A reflection on pausing from time to time

I haven’t done much philosophical reading, writing, or even thinking in about a year. This is not to say that I have stopped entirely. There were several projects underway that I managed to complete or continue, but my heart hasn’t been in it. I have had similar “pauses” in my work over the course of my entire career, beginning with a year break during graduate school which meant that it took me 6 years to finish instead of the recommended 5 (which was the norm at the time).

The negative aspect of such pauses is that each time I stop it takes a very long time to gear back up. For one thing, I fall behind in the literature and so I have to catch up, but also I lose the habit of thinking and, perhaps even more importantly, writing as a philosopher. By that I mean thinking carefully and not allowing myself to accept an incomplete or undeveloped thought as some kind of truth upon which to build other ideas. There are probably other important aspects of philosophical thinking that I lose but that is the one that I most aware of.
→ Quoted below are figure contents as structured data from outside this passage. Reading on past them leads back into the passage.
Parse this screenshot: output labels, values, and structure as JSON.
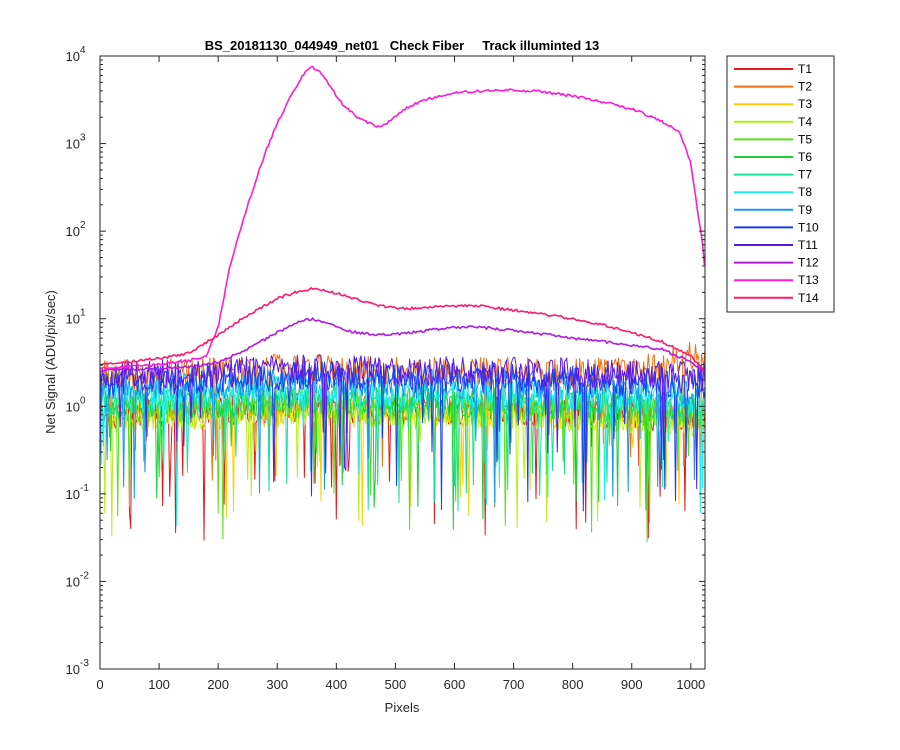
{
  "chart_data": {
    "type": "line",
    "title": "BS_20181130_044949_net01   Check Fiber     Track illuminted 13",
    "xlabel": "Pixels",
    "ylabel": "Net Signal (ADU/pix/sec)",
    "xlim": [
      0,
      1024
    ],
    "ylim": [
      0.001,
      10000
    ],
    "yscale": "log",
    "grid": false,
    "legend_position": "outside-top-right",
    "x_ticks": [
      "0",
      "100",
      "200",
      "300",
      "400",
      "500",
      "600",
      "700",
      "800",
      "900",
      "1000"
    ],
    "x_tick_values": [
      0,
      100,
      200,
      300,
      400,
      500,
      600,
      700,
      800,
      900,
      1000
    ],
    "y_ticks": [
      {
        "base": "10",
        "exp": "-3",
        "value": 0.001
      },
      {
        "base": "10",
        "exp": "-2",
        "value": 0.01
      },
      {
        "base": "10",
        "exp": "-1",
        "value": 0.1
      },
      {
        "base": "10",
        "exp": "0",
        "value": 1
      },
      {
        "base": "10",
        "exp": "1",
        "value": 10
      },
      {
        "base": "10",
        "exp": "2",
        "value": 100
      },
      {
        "base": "10",
        "exp": "3",
        "value": 1000
      },
      {
        "base": "10",
        "exp": "4",
        "value": 10000
      }
    ],
    "series": [
      {
        "name": "T1",
        "color": "#e6191a",
        "noisy": true,
        "x": [
          0,
          100,
          200,
          300,
          360,
          400,
          500,
          600,
          700,
          800,
          900,
          1024
        ],
        "y": [
          0.8,
          0.85,
          0.9,
          0.95,
          1.0,
          0.95,
          0.9,
          0.9,
          0.9,
          0.85,
          0.8,
          0.7
        ]
      },
      {
        "name": "T2",
        "color": "#f07014",
        "noisy": true,
        "x": [
          0,
          100,
          200,
          300,
          360,
          400,
          500,
          600,
          700,
          800,
          900,
          960,
          1000,
          1024
        ],
        "y": [
          2.3,
          2.4,
          2.5,
          2.7,
          2.8,
          2.6,
          2.5,
          2.5,
          2.5,
          2.4,
          2.5,
          3.0,
          3.8,
          4.0
        ]
      },
      {
        "name": "T3",
        "color": "#ffd000",
        "noisy": true,
        "x": [
          0,
          100,
          200,
          300,
          360,
          400,
          500,
          600,
          700,
          800,
          900,
          1024
        ],
        "y": [
          0.75,
          0.8,
          0.85,
          0.9,
          0.95,
          0.9,
          0.85,
          0.85,
          0.85,
          0.8,
          0.75,
          0.65
        ]
      },
      {
        "name": "T4",
        "color": "#b6f01a",
        "noisy": true,
        "x": [
          0,
          100,
          200,
          300,
          360,
          400,
          500,
          600,
          700,
          800,
          900,
          1024
        ],
        "y": [
          0.7,
          0.75,
          0.8,
          0.85,
          0.9,
          0.85,
          0.8,
          0.8,
          0.8,
          0.75,
          0.7,
          0.6
        ]
      },
      {
        "name": "T5",
        "color": "#5ae01a",
        "noisy": true,
        "x": [
          0,
          100,
          200,
          300,
          360,
          400,
          500,
          600,
          700,
          800,
          900,
          1024
        ],
        "y": [
          0.9,
          0.95,
          1.0,
          1.05,
          1.1,
          1.05,
          1.0,
          1.0,
          1.0,
          0.95,
          0.9,
          0.8
        ]
      },
      {
        "name": "T6",
        "color": "#1ad23a",
        "noisy": true,
        "x": [
          0,
          100,
          200,
          300,
          360,
          400,
          500,
          600,
          700,
          800,
          900,
          1024
        ],
        "y": [
          1.0,
          1.05,
          1.1,
          1.15,
          1.2,
          1.15,
          1.1,
          1.1,
          1.1,
          1.05,
          1.0,
          0.9
        ]
      },
      {
        "name": "T7",
        "color": "#1adea0",
        "noisy": true,
        "x": [
          0,
          100,
          200,
          300,
          360,
          400,
          500,
          600,
          700,
          800,
          900,
          1024
        ],
        "y": [
          1.1,
          1.15,
          1.2,
          1.25,
          1.3,
          1.25,
          1.2,
          1.2,
          1.2,
          1.15,
          1.1,
          1.0
        ]
      },
      {
        "name": "T8",
        "color": "#1af0f0",
        "noisy": true,
        "x": [
          0,
          100,
          200,
          300,
          360,
          400,
          500,
          600,
          700,
          800,
          900,
          1024
        ],
        "y": [
          1.3,
          1.35,
          1.4,
          1.5,
          1.55,
          1.5,
          1.4,
          1.4,
          1.4,
          1.35,
          1.3,
          1.2
        ]
      },
      {
        "name": "T9",
        "color": "#1a96f0",
        "noisy": true,
        "x": [
          0,
          100,
          200,
          300,
          360,
          400,
          500,
          600,
          700,
          800,
          900,
          1024
        ],
        "y": [
          1.6,
          1.7,
          1.8,
          1.9,
          2.0,
          1.9,
          1.8,
          1.8,
          1.8,
          1.7,
          1.6,
          1.5
        ]
      },
      {
        "name": "T10",
        "color": "#1a3cf0",
        "noisy": true,
        "x": [
          0,
          100,
          200,
          300,
          360,
          400,
          500,
          600,
          700,
          800,
          900,
          1024
        ],
        "y": [
          1.9,
          2.0,
          2.1,
          2.2,
          2.3,
          2.2,
          2.1,
          2.1,
          2.1,
          2.0,
          1.9,
          1.8
        ]
      },
      {
        "name": "T11",
        "color": "#5a1ae6",
        "noisy": true,
        "x": [
          0,
          100,
          200,
          300,
          360,
          400,
          500,
          600,
          700,
          800,
          900,
          1024
        ],
        "y": [
          2.2,
          2.3,
          2.4,
          2.6,
          2.7,
          2.6,
          2.5,
          2.5,
          2.5,
          2.4,
          2.3,
          2.2
        ]
      },
      {
        "name": "T12",
        "color": "#b01ae6",
        "noisy": false,
        "x": [
          0,
          100,
          150,
          200,
          250,
          300,
          340,
          360,
          380,
          420,
          470,
          520,
          560,
          600,
          640,
          680,
          720,
          760,
          800,
          850,
          900,
          950,
          1000,
          1024
        ],
        "y": [
          2.6,
          2.7,
          2.8,
          3.2,
          4.5,
          7.0,
          9.5,
          10.0,
          9.0,
          7.2,
          6.5,
          6.8,
          7.5,
          8.0,
          8.0,
          7.6,
          7.0,
          6.6,
          6.0,
          5.5,
          5.0,
          4.5,
          3.2,
          2.5
        ]
      },
      {
        "name": "T13",
        "color": "#ff1ad8",
        "noisy": false,
        "x": [
          0,
          100,
          150,
          180,
          200,
          220,
          250,
          280,
          300,
          320,
          340,
          355,
          370,
          390,
          410,
          440,
          460,
          475,
          490,
          520,
          560,
          600,
          650,
          700,
          750,
          800,
          850,
          900,
          950,
          980,
          1000,
          1010,
          1020,
          1024
        ],
        "y": [
          2.7,
          3.0,
          3.3,
          3.8,
          8.0,
          40,
          200,
          800,
          1700,
          3200,
          5500,
          7500,
          7000,
          4500,
          2800,
          1900,
          1650,
          1550,
          1800,
          2600,
          3300,
          3800,
          4000,
          4100,
          3900,
          3500,
          3000,
          2500,
          1800,
          1400,
          600,
          200,
          70,
          35
        ]
      },
      {
        "name": "T14",
        "color": "#ff1a6e",
        "noisy": false,
        "x": [
          0,
          100,
          150,
          200,
          250,
          300,
          340,
          360,
          380,
          420,
          470,
          520,
          560,
          600,
          640,
          680,
          720,
          760,
          800,
          850,
          900,
          950,
          1000,
          1024
        ],
        "y": [
          3.0,
          3.5,
          4.0,
          6.5,
          11,
          17,
          21,
          22,
          21,
          18,
          14,
          13,
          13.5,
          14,
          14,
          13,
          12,
          11,
          10,
          8.5,
          7,
          5.5,
          3.8,
          2.5
        ]
      }
    ]
  }
}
What makes me pause? Sometimes causes have coincided with some important events in my personal life. One followed the death of my father in my late 20s. Another followed a series of events: completion of my PhD conjoined with the birth of my daughters about 5 years later. But events in my personal life do not always lead me away from philosophy. My divorce and the years of upheaval following it were productive philosophically. This most recent pause seems to have been the result of exhaustion caused more by other activities outside of philosophy, primarily, service to my institution. Although, I think that this service may have been precipitated by or at least coincided with coming to a hard place in my research. I think this may be one of the first times that it is a philosophical problem that has been the primary cause of my slowdown. That’s probably not the norm for philosophers I would think. It is probably the difficulty of the problem that is the usual cause.

Am I more erratic in my working patterns than other philosophers? I think I am more erratic than those who are most productive. I do not feel apologetic about it any longer, though I certainly did when I was younger. I cannot work unless I feel that I have something to say and that saying it is important enough to motivate me to work. This is one of the pleasures of not having an appointment at a research university.

I suppose the big question is whether the pause leads to a full stop of career, which I suppose such pauses do for some people, or whether it is part of the process of reaching a point where I am ready to tackle the problem again. I am about to explore that question.